Ich merkte sofort an der Unruhe bei Ghamberlain, daß etwas nicht in Ordnung war und sah, noch während ich sprach, wie er Luther einen Zettel herüberschickte, auf dem er sich, wie ich nach Schluß der Sitzung erfuhr über meine Übersetzung beschwert hatte. Als ich fertig war, griff er dann auch sofort ein und ergänzte meine Ausführungen mit den Worten: „Monsieur Stresemann a encore dit…“, und ergänzte auf französisch, was seiner Ansicht nach Stresemann außerdem noch gesagt hatte. Später erlebte ich, wie Chamberlain auch bei anderen Dolmetschern im Völkerbundsrat, oft mit den gleichen Worten, deren Übersetzungen korrigierte. Er war bei ihnen deshalb nicht gerade beliebt, weil seine Verbesserungen oft keine Verbesserungen waren und man sich des Eindruckes nicht erwehren konnte, daß er hauptsächlich demonstrieren wollte, wie scharf er aufpaßte, und wie gut er fremde Sprachen beherrschte. Besonders die französischen Dolmetscher in Genf hatten es bei ihm nicht leicht.
In meinem Falle aber hatte er mit seiner Korrektur durchaus recht gehabt, und ich war ihm innerlich dankbar, daß er die Sache so ruhig und kavaliersmäßig erledigt hatte.
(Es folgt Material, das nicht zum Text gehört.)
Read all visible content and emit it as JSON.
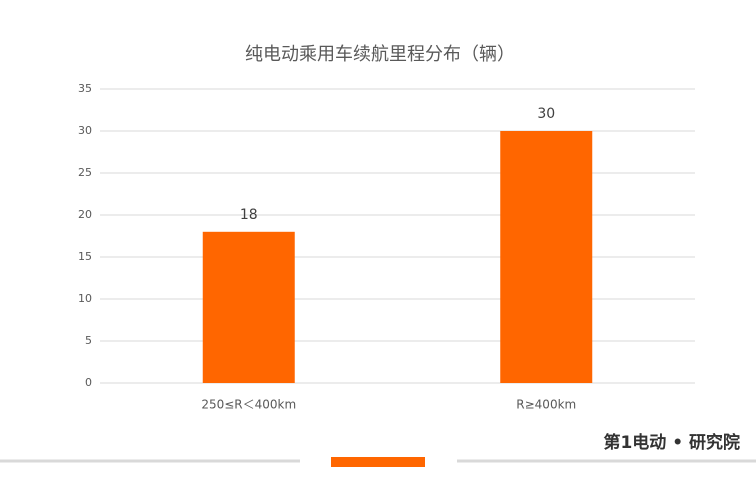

Nach der Sitzung bekam ich dann einige „schräge“ Bemerkungen von Gaus wegen meiner ungenügenden Übersetzung zu hören. Aber Luther und Stresemann sagten kein Wort. Es wurde nur beschlossen, daß ich in Zukunft auch zu den internen Besprechungen herangezogen werden sollte. Durchgeführt wurde aber dieser Beschluß trotzdem nicht. Ich war eben zu jung und unbedarft und hätte wohl auch insofern durch meine Anwesenheit gestört, als sich, wie ich hörte, in diesen internen Besprechungen manchmal Meinungsverschiedenheiten zwischen Luther und Stresemann über die zu befolgende Taktik ergaben, die die beiden Hauptdelegierten lieber unter sich regelten. Auch meine Anregung, mir einen akustisch günstigeren Platz, wie in London, am Konferenztisch selbst neben den Delegierten zu geben, blieb unberücksichtigt, weil dann Gaus oder Kempner ihre Plätze hätten aufgeben müssen, und dazu waren sie natürlich aus Prestigegründen nicht bereit. So blieb es denn während der Hauptsitzungen im Rathaussaal bei den alten Schwierigkeiten, aber ich hatte mich allmählich doch so an die unangenehmen Verhältnisse gewöhnt, daß ich bis zum Ende der Konferenz ohne allzu große Pannen und ohne weitere Ausstellungen von seiten Chamberlains durchkam. Sehr wohl fühlte ich mich natürlich in meiner Lage nicht. Die englische Delegation hatte das Richtige getroffen, als sie verständnisvoll meine Lage mit der eines Mannes verglich, der auf sehr dünnem Eis Schlittschuh läuft. „Skating on thin ice“, sollte auch in der Folge in Genf noch des öfteren eine meiner Sportleistungen sein.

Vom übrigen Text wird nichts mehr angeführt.